Windenergie in Deutschland

Deutschland hat mit 50.018 Megawatt in Europa die meiste Windleistung installiert [32,5%] und war auch 2016 wieder Spitzenreiter bei den Neuinstallationen [44%]. Ende des Jahres 2016 lieferten hierzulande 28.217 Windkraftanlagen etwa 12,3% des in Deutschland erzeugten Stroms. Der Wind leistete mit fast 80 Terawattstunden insgesamt den größten Beitrag zur Stromerzeugung aus erneuerbaren Energien. Ende 2016 waren in Deutschland pro Kopf 604 Watt Windenergie-Leistung installiert. [82,8 Mio. Einwohner 2016]

Zahlen zu Windenergie-Zubau und Stromerzeugung
JahrZubau Land und SeeStromerzeugung
20165.443 MW79,8 TWH
20155818 MW79,2 TWH
20145278 MW57,3 TWH
20133327 MW51,7 TWH
20122415 MW50,7 TWH
20112085 MW48,9 TWH
20101551 MW37,8 TWH

Im Dossier finden Sie Infografiken mit Zahlen, Meinungen und Fakten zum Windenergie-Markt in Deutschland und der Wind-Branche.
Die Infografiken stehen unter der Creative Commons Lizenz zur freien Verfügung.

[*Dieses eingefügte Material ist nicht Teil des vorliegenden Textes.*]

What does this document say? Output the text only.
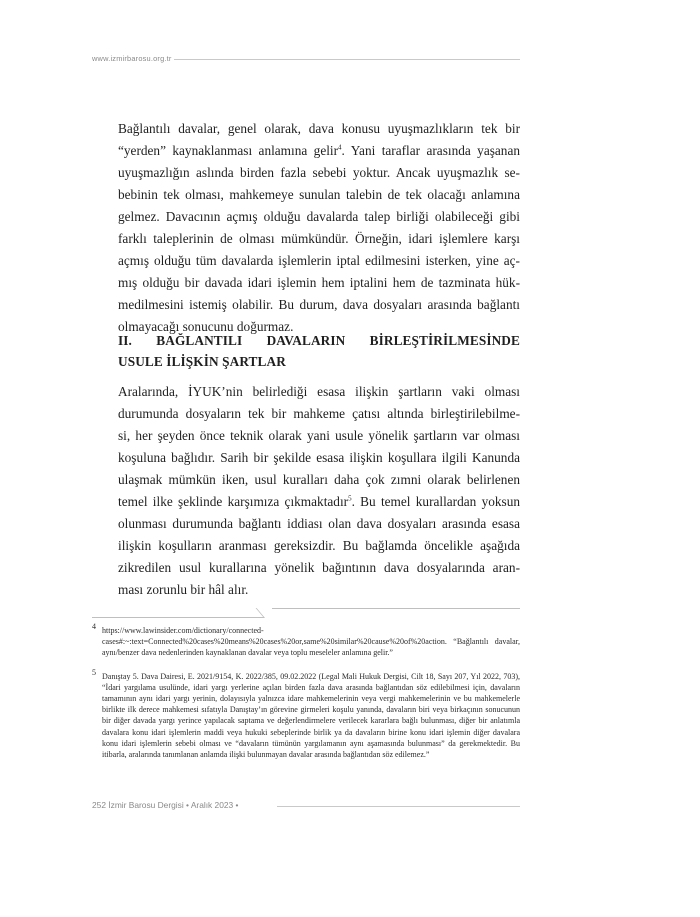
www.izmirbarosu.org.tr
Bağlantılı davalar, genel olarak, dava konusu uyuşmazlıkların tek bir
“yerden” kaynaklanması anlamına gelir$^4$. Yani taraflar arasında yaşanan
uyuşmazlığın aslında birden fazla sebebi yoktur. Ancak uyuşmazlık se-
bebinin tek olması, mahkemeye sunulan talebin de tek olacağı anlamına
gelmez. Davacının açmış olduğu davalarda talep birliği olabileceği gibi
farklı taleplerinin de olması mümkündür. Örneğin, idari işlemlere karşı
açmış olduğu tüm davalarda işlemlerin iptal edilmesini isterken, yine aç-
mış olduğu bir davada idari işlemin hem iptalini hem de tazminata hük-
medilmesini istemiş olabilir. Bu durum, dava dosyaları arasında bağlantı
olmayacağı sonucunu doğurmaz.
II. BAĞLANTILI DAVALARIN BİRLEŞTİRİLMESİNDE
USULE İLİŞKİN ŞARTLAR
Aralarında, İYUK’nin belirlediği esasa ilişkin şartların vaki olması
durumunda dosyaların tek bir mahkeme çatısı altında birleştirilebilme-
si, her şeyden önce teknik olarak yani usule yönelik şartların var olması
koşuluna bağlıdır. Sarih bir şekilde esasa ilişkin koşullara ilgili Kanunda
ulaşmak mümkün iken, usul kuralları daha çok zımni olarak belirlenen
temel ilke şeklinde karşımıza çıkmaktadır$^5$. Bu temel kurallardan yoksun
olunması durumunda bağlantı iddiası olan dava dosyaları arasında esasa
ilişkin koşulların aranması gereksizdir. Bu bağlamda öncelikle aşağıda
zikredilen usul kurallarına yönelik bağıntının dava dosyalarında aran-
ması zorunlu bir hâl alır.
4 https://www.lawinsider.com/dictionary/connected-cases#:~:text=Connected%20cases%20means%20cases%20or,same%20similar%20cause%20of%20action. “Bağlantılı davalar, aynı/benzer dava nedenlerinden kaynaklanan davalar veya toplu meseleler anlamına gelir.”
5 Danıştay 5. Dava Dairesi, E. 2021/9154, K. 2022/385, 09.02.2022 (Legal Mali Hukuk Dergisi, Cilt 18, Sayı 207, Yıl 2022, 703), “İdari yargılama usulünde, idari yargı yerlerine açılan birden fazla dava arasında bağlantıdan söz edilebilmesi için, davaların tamamının aynı idari yargı yerinin, dolayısıyla yalnızca idare mahkemelerinin veya vergi mahkemelerinin ve bu mahkemelerle birlikte ilk derece mahkemesi sıfatıyla Danıştay’ın görevine girmeleri koşulu yanında, davaların biri veya birkaçının sonucunun bir diğer davada yargı yerince yapılacak saptama ve değerlendirmelere verilecek kararlara bağlı bulunması, diğer bir anlatımla davalara konu idari işlemlerin maddi veya hukuki sebeplerinde birlik ya da davaların birine konu idari işlemin diğer davalara konu idari işlemlerin sebebi olması ve “davaların tümünün yargılamanın aynı aşamasında bulunması” da gerekmektedir. Bu itibarla, aralarında tanımlanan anlamda ilişki bulunmayan davalar arasında bağlantıdan söz edilemez.”
252 İzmir Barosu Dergisi • Aralık 2023 •
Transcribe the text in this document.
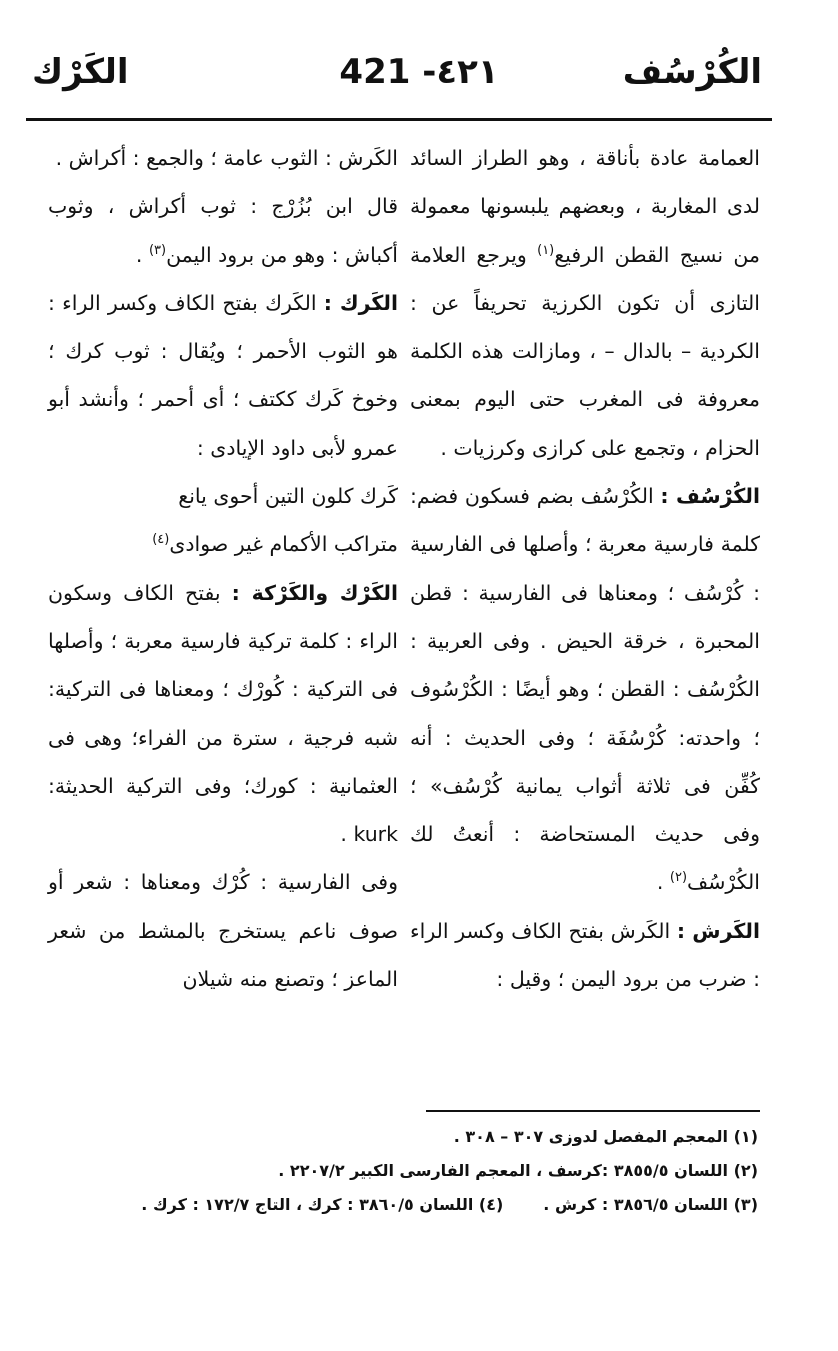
الكُرْسُف
421 -٤٢١
الكَرْك

العمامة عادة بأناقة ، وهو الطراز السائد لدى المغاربة ، وبعضهم يلبسونها معمولة من نسيج القطن الرفيع$^{(١)}$ ويرجع العلامة التازى أن تكون الكرزية تحريفاً عن : الكردية – بالدال – ، ومازالت هذه الكلمة معروفة فى المغرب حتى اليوم بمعنى الحزام ، وتجمع على كرازى وكرزيات .

الكُرْسُف : الكُرْسُف بضم فسكون فضم: كلمة فارسية معربة ؛ وأصلها فى الفارسية : كُرْسُف ؛ ومعناها فى الفارسية : قطن المحبرة ، خرقة الحيض . وفى العربية : الكُرْسُف : القطن ؛ وهو أيضًا : الكُرْسُوف ؛ واحدته: كُرْسُفَة ؛ وفى الحديث : أنه كُفِّن فى ثلاثة أثواب يمانية كُرْسُف» ؛ وفى حديث المستحاضة : أنعتُ لك الكُرْسُف$^{(٢)}$ .

الكَرش : الكَرش بفتح الكاف وكسر الراء : ضرب من برود اليمن ؛ وقيل :

الكَرش : الثوب عامة ؛ والجمع : أكراش .

قال ابن بُزُرْج : ثوب أكراش ، وثوب أكباش : وهو من برود اليمن$^{(٣)}$ .

الكَرك : الكَرك بفتح الكاف وكسر الراء : هو الثوب الأحمر ؛ ويُقال : ثوب كرك ؛ وخوخ كَرك ككتف ؛ أى أحمر ؛ وأنشد أبو عمرو لأبى داود الإيادى :

كَرك كلون التين أحوى يانع

متراكب الأكمام غير صوادى$^{(٤)}$

الكَرْك والكَرْكة : بفتح الكاف وسكون الراء : كلمة تركية فارسية معربة ؛ وأصلها فى التركية : كُورْك ؛ ومعناها فى التركية: شبه فرجية ، سترة من الفراء؛ وهى فى العثمانية : كورك؛ وفى التركية الحديثة: kurk .

وفى الفارسية : كُرْك ومعناها : شعر أو صوف ناعم يستخرج بالمشط من شعر الماعز ؛ وتصنع منه شيلان

(١) المعجم المفصل لدوزى ٣٠٧ – ٣٠٨ .
(٢) اللسان ٣٨٥٥/٥ :كرسف ، المعجم الفارسى الكبير ٢٢٠٧/٢ .
(٣) اللسان ٣٨٥٦/٥ : كرش .(٤) اللسان ٣٨٦٠/٥ : كرك ، التاج ١٧٢/٧ : كرك .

Zahlen zu Windenergie-Zubau, Stromerzeugung, Arbeit, Investitionen

Windenergie in Deutschland: Factsheet 2016

Windenergie Deutschland ChartsEnde 2016 lieferten 28.217 Windkraftanlagen an Land und auf See gemeinsam 12,3% des in Deutschland erzeugten Stroms. Der Wind leistete mit fast 80 Terawattstunden insgesamt den größten Beitrag zur Stromerzeugung aus erneuerbaren Energien und hätte damit 22,8 Millionen deutsche Haushalte* mit Strom versorgen können. Im weltweiten Vergleich liegt Deutschland mit 10% der installierten Leistung auf Platz 3 hinter China [43%] und den USA [15%]. In Europa hat Deutschland mit 32,5% die meiste Windenergie-Leistung installiert und führt auch bei den Neuinstallationen.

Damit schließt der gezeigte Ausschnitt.